Extract every message vs batch extraction
Per-message extraction feels cleaner in theory, but it is expensive and often unnecessary. Batching extraction every few user turns is usually a better balance between freshness and cost.
Single memory store vs layered memory
A single store is simpler, but it blurs "what is happening now" with "what should persist across sessions." The STM/LTM split keeps those jobs separate.
Bigger prompts vs better retrieval
Larger context windows help, but they do not remove the need for retrieval discipline. If the system does not know what matters, more context just means more noise.
Inline memory generation vs background processing
Doing memory work inline increases latency and makes the message path fragile. Moving extraction and episode generation to background flows keeps the user path simpler.
These are the kinds of tradeoffs that separate a demo from a production-capable system.
What Makes This Production-Usable
A memory engine has to fit into a real product stack, not just look good in an architecture diagram.
The decisions that make this architecture practical are not flashy, but they matter:
- the API surface is simple enough to integrate into an existing LLM application
- provider interfaces are explicit, so model vendors can be swapped
- token budgets are configurable rather than buried in prompt logic
- memory generation is background-oriented
- retrieval is structured enough to debug
- the system is self-hostable and testable
- the code is concrete enough to pull from the repository and inspect end to end
That last point matters for teams building with LLMs. Many do not need an entire agent platform. They need a memory layer that is understandable, controllable, and adaptable.

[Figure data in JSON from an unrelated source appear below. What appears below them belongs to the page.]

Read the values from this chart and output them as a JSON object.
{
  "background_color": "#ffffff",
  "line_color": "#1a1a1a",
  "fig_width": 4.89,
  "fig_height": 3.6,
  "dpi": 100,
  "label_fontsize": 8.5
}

Evaluation Starts with Risk
Evaluation is deliberately not covered in depth in this article.
That is not because it is unimportant. It is because evaluation for systems like this is a broad topic in its own right, and it starts with the product's risk profile.

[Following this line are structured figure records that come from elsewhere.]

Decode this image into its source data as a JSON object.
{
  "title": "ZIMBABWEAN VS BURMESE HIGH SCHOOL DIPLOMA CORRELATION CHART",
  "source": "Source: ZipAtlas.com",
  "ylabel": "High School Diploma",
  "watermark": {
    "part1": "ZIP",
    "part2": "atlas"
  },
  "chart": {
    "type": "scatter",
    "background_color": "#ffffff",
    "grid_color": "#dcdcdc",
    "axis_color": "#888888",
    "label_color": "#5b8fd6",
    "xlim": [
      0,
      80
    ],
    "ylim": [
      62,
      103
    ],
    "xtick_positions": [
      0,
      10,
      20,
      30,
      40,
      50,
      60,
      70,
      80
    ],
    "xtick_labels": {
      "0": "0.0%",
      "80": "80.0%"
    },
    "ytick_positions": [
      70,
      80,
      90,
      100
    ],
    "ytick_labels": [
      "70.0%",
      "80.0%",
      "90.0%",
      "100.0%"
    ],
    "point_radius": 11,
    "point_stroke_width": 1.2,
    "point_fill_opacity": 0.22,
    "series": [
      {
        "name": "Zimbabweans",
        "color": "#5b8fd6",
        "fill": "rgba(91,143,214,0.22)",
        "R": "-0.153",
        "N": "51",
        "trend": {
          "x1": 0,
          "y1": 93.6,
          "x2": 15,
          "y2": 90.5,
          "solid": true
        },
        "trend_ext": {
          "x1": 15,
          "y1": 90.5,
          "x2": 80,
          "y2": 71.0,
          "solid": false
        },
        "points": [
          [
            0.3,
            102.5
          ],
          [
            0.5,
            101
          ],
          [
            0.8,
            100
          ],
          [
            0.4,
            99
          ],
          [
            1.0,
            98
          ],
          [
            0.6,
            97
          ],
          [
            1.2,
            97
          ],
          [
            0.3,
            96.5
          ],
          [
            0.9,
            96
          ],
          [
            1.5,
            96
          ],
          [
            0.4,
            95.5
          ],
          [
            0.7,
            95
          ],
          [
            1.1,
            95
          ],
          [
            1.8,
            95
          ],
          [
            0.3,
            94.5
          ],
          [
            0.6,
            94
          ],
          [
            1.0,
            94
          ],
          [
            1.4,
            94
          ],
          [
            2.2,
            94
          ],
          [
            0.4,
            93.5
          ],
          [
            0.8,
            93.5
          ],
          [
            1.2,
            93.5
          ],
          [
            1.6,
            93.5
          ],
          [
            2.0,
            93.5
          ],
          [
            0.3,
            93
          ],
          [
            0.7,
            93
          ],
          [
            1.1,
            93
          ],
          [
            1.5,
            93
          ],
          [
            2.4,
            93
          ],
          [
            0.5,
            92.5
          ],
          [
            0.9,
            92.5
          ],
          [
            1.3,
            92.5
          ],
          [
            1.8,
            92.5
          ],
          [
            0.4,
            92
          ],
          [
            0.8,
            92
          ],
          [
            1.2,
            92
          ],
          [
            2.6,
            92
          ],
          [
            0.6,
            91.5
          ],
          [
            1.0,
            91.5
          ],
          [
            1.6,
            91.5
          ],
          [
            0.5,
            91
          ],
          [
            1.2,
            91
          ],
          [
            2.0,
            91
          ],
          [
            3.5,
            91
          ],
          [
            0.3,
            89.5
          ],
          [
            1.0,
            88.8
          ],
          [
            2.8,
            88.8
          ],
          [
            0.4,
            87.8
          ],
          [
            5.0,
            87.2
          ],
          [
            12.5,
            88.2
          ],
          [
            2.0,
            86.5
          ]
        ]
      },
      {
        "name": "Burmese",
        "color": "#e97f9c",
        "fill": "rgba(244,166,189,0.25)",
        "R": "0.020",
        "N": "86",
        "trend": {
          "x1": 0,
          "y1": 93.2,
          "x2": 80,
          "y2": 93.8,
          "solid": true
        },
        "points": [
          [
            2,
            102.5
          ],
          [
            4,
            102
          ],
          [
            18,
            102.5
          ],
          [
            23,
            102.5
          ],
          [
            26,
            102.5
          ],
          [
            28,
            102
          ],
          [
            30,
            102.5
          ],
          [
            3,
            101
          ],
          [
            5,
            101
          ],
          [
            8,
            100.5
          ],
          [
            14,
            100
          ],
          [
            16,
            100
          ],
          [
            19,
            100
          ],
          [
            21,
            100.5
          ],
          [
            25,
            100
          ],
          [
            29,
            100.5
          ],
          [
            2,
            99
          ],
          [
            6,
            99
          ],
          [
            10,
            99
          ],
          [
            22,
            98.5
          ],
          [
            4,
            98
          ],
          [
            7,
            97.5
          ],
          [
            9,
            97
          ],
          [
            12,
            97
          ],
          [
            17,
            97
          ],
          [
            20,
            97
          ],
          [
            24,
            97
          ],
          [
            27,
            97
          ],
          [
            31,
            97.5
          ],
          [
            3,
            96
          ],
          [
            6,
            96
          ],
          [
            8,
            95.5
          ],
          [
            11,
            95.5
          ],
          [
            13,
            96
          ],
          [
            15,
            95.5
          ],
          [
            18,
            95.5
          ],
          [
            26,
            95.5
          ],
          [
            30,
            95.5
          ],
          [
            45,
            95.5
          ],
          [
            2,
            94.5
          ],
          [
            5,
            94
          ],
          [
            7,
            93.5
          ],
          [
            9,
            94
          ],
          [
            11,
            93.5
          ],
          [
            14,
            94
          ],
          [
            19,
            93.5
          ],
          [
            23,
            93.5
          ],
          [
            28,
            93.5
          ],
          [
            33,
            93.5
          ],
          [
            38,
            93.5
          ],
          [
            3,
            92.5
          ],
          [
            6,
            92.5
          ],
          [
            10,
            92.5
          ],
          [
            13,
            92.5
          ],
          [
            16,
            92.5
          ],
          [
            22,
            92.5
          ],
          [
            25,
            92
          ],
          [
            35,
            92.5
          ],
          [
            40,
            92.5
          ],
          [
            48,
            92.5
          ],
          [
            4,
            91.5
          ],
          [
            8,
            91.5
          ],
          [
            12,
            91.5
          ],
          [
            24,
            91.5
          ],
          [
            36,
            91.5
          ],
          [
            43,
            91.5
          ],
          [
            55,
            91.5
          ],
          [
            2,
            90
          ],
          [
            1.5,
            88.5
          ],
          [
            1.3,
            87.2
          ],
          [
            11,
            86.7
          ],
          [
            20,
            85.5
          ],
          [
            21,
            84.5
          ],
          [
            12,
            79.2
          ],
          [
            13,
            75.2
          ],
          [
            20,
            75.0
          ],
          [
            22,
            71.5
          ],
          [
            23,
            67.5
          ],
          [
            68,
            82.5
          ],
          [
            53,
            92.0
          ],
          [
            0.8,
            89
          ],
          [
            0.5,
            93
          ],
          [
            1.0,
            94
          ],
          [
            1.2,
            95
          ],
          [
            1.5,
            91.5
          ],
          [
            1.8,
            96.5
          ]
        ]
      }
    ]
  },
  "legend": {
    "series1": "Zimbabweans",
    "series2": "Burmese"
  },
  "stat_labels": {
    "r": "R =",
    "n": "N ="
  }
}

In practice, evaluation usually combines several methods:
- deterministic tests for stable behaviors and regressions
- model-based or AI-as-a-judge evaluation for fuzzier quality checks
- human-in-the-loop review for product judgment, edge cases, and trust
Some parts of testing strategy can be standardized. Most of it still depends on the product, the failure modes that matter, and the level of risk the system is allowed to carry.
An eval harness is often a good idea, but it should not be copied blindly. Each team needs to define what good behavior means for its product, what failure is unacceptable, and what evidence is strong enough to trust a release.
A separate article covers evaluation strategy for systems like this in more detail. For the purposes of this article, the focus stays on context-engine design rather than the full testing methodology around it.
Why Open Source It
Ark Chatbot Context Engine was open sourced simply because it can be.
The system was designed in a way that could be shared publicly, and the hope is that it is useful to other teams building with LLMs. It should also serve as a concrete example of how to think about memory, retrieval, and context assembly in real products.
This is an ongoing problem, not a finished one. Open sourcing the engine makes it possible to improve it over time, learn from how others approach the same challenge, and give developers a better starting point than building the entire memory layer from scratch.
Closing
For teams building LLM products, the question is not whether conversation history should be stored.
The real question is whether the system knows how to turn conversation into usable memory.
That is what a context engine is for.
It decides what matters, stores it in forms that are useful later, retrieves it under real constraints, and keeps the assistant coherent across sessions.
In ark-chatbot, that design is implemented directly in the application stack without relying on an external memory framework. The result is a context engine that is concrete, inspectable, fast in session, accurate across sessions, and efficient enough to reduce unnecessary token spend.
That matters because better context design does not just improve quality. It also saves time, reduces cost, and makes LLM products easier to ship and improve.
Ark Chatbot Context Engine is now open source for teams working on that problem.